While chalk and cheese in some respects the Pound and Euro are intricately linked in the reflation of European currencies so will inevitably sink or swim together for at least the foreseeable future, though losses have been larger for GBP/JPY than EUR/JPY and likely due to Sterlings earlier outperformance.
That was as much a complementary advance in the slipstream of the Euro's earlier rally as it was a recognition of the improved UK economic prospects. This and the Japanese Yen's nascent rebound on its own merits were both flagged at the beginning of March as worthwhile trading themes at CIBC Capital Markets.
"We continue to like USD/CAD downside for now given that factors are still supportive, along with GBP/JPY downside. The JPY looks very attractive on the crosses given how oversold it was," writes Bipan Rai, North American head of FX strategy at CIBC, in a research note this Monday.
Above: GBP/JPY at weekly intervals with 'spread' or difference between yields on 10-year GB and Japanese bonds (orange).
CIBC, also Canada headquartered, said earlier in March the "GBP rally looks a bit overdone" and that Japan's Yen had already priced-in about as much 'policy easing' as was likely to be delivered by the Bank of Japan (BoJ) at its March decision.

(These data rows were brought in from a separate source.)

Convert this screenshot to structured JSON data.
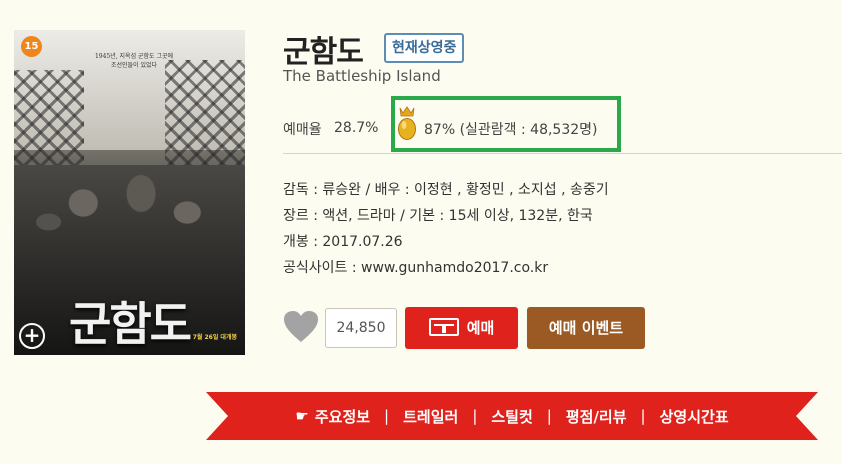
{
  "poster": {
    "age_rating": "15",
    "tagline": "1945년, 지옥섬 군함도 그곳에 조선인들이 있었다",
    "title_art": "군함도",
    "release": "7월 26일 대개봉",
    "zoom_symbol": "+"
  },
  "movie": {
    "title": "군함도",
    "status_badge": "현재상영중",
    "english_title": "The Battleship Island"
  },
  "rates": {
    "reserve_label": "예매율",
    "reserve_value": "28.7%",
    "egg_text": "87% (실관람객 : 48,532명)"
  },
  "info": {
    "director_line": "감독 : 류승완 / 배우 : 이정현 , 황정민 , 소지섭 , 송중기",
    "genre_line": "장르 : 액션, 드라마 / 기본 : 15세 이상, 132분, 한국",
    "release_line": "개봉 : 2017.07.26",
    "site_line": "공식사이트 : www.gunhamdo2017.co.kr"
  },
  "actions": {
    "like_count": "24,850",
    "reserve_label": "예매",
    "event_label": "예매 이벤트"
  },
  "nav": {
    "items": [
      "주요정보",
      "트레일러",
      "스틸컷",
      "평점/리뷰",
      "상영시간표"
    ],
    "separator": "|",
    "hand_icon": "☛"
  },
  "colors": {
    "reserve_red": "#e0221c",
    "event_brown": "#9b5a23",
    "highlight_green": "#2aa84a",
    "badge_blue": "#3a6b96",
    "ribbon_red": "#e0221c"
  }
}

The bank wagered against GBP/JPY from early on in the month but was initially frustrated by Sterling's probe above 150, though the team has been undeterred and advocated fresh GBP/JPY sales earlier this week.
The Japanese Yen has bounded back from its recent nadir in the week since the March monetary policy decision from the Bank of Japan, which impacted Japanese government bond yields in a manner not too dissimilar to how an interest rate rise might. This saw the BoJ widening slightly the bands within which the 10-year bond yield can trade in an environment of yield-curve-control while making provision for commercial banks to earn an improved interest rate on cash reserves deposited at the BoJ.
Those policy decisions were not however reflective of a BoJ that is even close to turning 'hawkish' but were instead a delicate policy operation designed to provide the bank with scope to reduce bond yields and interest rates as a policy response to any new challenges faced by the Japanese economy on the path ahead. In other words, it's merely a side effect of this and likely a short-term one that has enabled the Japanese Yen to outperform in the last week, in the process enjoying a moment in the sun.
"JPY is likely to remain under pressure in the coming quarters due to reduced safe-haven demand amid a global growth recovery, widening foreign-domestic yield differentials, and the potential revival of capital outflows through both portfolio investment and M&A," says Shinichiro Kadota, a strategist at Barclays, who tips USD/JPY for 111 by year-end and GBP/JPY for 155. "Regarding the BoJ’s policy review in March MPM, we view that effective widening of 10y YCC band may curb the scope for future yen weakness via JGB yield levels and beta to global yields while preserving scope for rate cuts."
Above: GBP/JPY at weekly intervals with 10-year Japanese government bond yield (orange).